Long before Rudolph, these gigantic birds flew around the North Pole

New Cretaceous bird fossils, some of the oldest in the Arctic, suggest the polar climate 90 million years ago was as warm as Florida today.

An artist’s rendering of Tingmiatornis arctica, a newly discovered bird species that lived in the Canadian Arctic some 90 million years ago.

Courtesy of Michael Osadciw/University of Rochester

December 20, 2016

A newly discovered species of bird, which lived in the Canadian Arctic some 90 million years ago, may provide more evidence of a large warming event in the Cretaceous period.

The new fossils date to the Turonian age, which lasted from 93.9 to 89.8 million years ago, and are some of the oldest avian records found near the North Pole. In a study published Monday in the journal Scientific Reports, researchers named the specimen Tingmiatornis arctica. In the Inuktitut language of northern Canada, “Tingmiat” means “those that fly.”

“The bird would have been a cross between a large seagull and a diving bird like a cormorant, but likely had teeth,” said lead author John Tarduno, a professor of earth sciences at the University of Rochester, in a statement.

No teeth have been found, but they would have helped a diving bird like this one tear into the large carnivorous fish that filled Arctic waters at the time.

By comparing the new fossil against others from the region, researchers are building a picture of T. arctica’s ecosystem, including species distribution and food chains.

“Before our fossil, people were suggesting that it was warm, but you still would have had seasonal ice,” said Professor Tarduno. “We’re suggesting that’s not even the case, and that it’s one of these hyper-warm intervals because the bird’s food sources and the whole part of the ecosystem could not have survived in ice.”

On the basis of fossil and sediment records from the Canadian Arctic, Tarduno and colleagues speculate that the region’s climate during the Turonian was more like northern Florida today – warm, with turtles, fish, and pseudo-crocodilian reptiles.

But what could have warmed the Arctic to tropical temperatures?

The Tingmiatornis fossils were found in rock layers just above basalt lava fields produced by periodic volcanic eruptions. These Arctic volcanoes could have released enormous volumes of carbon dioxide, and the resulting greenhouse effect could have driven up polar temperatures, the researchers argue.

“The fossils tell us what that world could look like, a world without ice at the arctic,” says Richard Bono, a PhD candidate in earth and environmental sciences and a member of Tarduno’s expedition. “It would have looked very different than today, where you have tundra and fewer animals.”

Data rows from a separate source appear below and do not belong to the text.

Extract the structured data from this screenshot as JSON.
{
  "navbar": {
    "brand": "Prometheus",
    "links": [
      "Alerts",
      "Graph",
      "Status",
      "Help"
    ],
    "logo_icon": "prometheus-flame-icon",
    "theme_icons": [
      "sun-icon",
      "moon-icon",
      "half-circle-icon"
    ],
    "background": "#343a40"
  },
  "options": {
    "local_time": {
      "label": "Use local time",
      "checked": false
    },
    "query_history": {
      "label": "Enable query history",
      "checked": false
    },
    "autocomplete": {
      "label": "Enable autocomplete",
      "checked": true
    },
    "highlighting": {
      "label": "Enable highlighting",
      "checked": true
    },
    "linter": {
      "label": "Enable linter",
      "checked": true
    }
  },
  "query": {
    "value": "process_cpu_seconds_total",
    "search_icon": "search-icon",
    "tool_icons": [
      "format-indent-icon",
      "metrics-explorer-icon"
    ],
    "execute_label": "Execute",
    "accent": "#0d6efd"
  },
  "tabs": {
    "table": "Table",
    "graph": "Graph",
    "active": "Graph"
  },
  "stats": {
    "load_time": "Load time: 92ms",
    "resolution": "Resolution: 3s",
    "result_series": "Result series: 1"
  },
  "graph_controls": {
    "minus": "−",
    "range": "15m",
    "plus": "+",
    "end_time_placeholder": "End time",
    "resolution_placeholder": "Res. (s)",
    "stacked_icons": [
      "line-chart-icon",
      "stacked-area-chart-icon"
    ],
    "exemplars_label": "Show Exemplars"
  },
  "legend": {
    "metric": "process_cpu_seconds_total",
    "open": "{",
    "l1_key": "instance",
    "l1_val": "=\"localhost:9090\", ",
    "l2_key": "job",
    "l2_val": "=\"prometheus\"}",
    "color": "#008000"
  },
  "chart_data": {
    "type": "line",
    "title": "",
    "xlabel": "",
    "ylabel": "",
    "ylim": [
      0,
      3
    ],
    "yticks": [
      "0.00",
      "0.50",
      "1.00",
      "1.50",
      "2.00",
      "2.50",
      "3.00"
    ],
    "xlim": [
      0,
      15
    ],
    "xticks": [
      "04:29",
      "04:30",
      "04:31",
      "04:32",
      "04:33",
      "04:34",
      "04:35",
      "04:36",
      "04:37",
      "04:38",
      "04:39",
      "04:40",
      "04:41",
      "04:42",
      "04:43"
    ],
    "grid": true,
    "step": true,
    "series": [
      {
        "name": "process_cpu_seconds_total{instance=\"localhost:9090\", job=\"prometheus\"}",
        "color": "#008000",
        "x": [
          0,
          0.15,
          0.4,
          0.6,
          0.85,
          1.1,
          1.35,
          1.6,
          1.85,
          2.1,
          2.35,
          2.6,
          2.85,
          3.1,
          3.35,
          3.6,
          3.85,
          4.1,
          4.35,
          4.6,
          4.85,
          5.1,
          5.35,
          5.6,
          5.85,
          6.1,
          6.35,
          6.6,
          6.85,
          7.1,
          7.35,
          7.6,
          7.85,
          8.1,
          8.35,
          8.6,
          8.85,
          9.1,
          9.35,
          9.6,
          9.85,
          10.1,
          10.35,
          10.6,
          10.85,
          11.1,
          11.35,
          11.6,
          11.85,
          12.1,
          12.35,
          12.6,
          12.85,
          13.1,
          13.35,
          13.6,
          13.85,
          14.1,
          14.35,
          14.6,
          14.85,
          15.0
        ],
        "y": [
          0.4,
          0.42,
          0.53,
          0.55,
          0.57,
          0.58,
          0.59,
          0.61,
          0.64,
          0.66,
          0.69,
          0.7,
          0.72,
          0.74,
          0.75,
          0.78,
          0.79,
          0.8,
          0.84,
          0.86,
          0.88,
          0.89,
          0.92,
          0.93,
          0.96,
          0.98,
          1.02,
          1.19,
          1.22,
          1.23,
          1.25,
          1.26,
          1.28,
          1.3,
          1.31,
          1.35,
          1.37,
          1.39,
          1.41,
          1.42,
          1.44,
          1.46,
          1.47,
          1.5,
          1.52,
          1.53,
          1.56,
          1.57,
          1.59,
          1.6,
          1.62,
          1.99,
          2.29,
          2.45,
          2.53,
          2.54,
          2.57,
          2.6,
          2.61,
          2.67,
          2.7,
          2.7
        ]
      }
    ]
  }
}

Biological factors may have also contributed to the greenhouse effect. Large grazing sauropods, such as brontosaurus and diplodocus, were the cows of the Jurassic and Cretaceous. And just as today’s ruminants produce copious amounts of methane, so too did these giants – in fact, their “emissions” may have rivaled modern natural and industrial sources, according to a 2012 study led by British biologist David Wilkinson.

As the Christian Science Monitor’s Pete Spotts reported at the time:

For their estimate, Wilkinson and colleagues settled on 10 22-ton sauropods to every 250 acres of land. Increased warmth, moisture, and CO2 levels would have sustained far more vegetation than does today's climate. Given the behemoths' appetites, the team estimated that all the sauropods on the planet would have produced a combined 520 million tons of methane a year, compared with between 50 million and 100 million tons for today's ruminants.

As for Tingmiatornis, the fossil may also offer clues into the evolution of birds after the age of dinosaurs. Though it's still speculative at this point, researchers say rapid growth and maturation may have allowed the bird to survive the global Cretaceous-Paleogene mass extinction event, which occurred about 66 million years ago.

“These birds are comparatively close cousins of all living birds and they comprise some of the oldest records of fossil birds from North America,” Clarke says. “Details of the upper arm bones tell us about how features of the flightstroke seen in living species came to be.”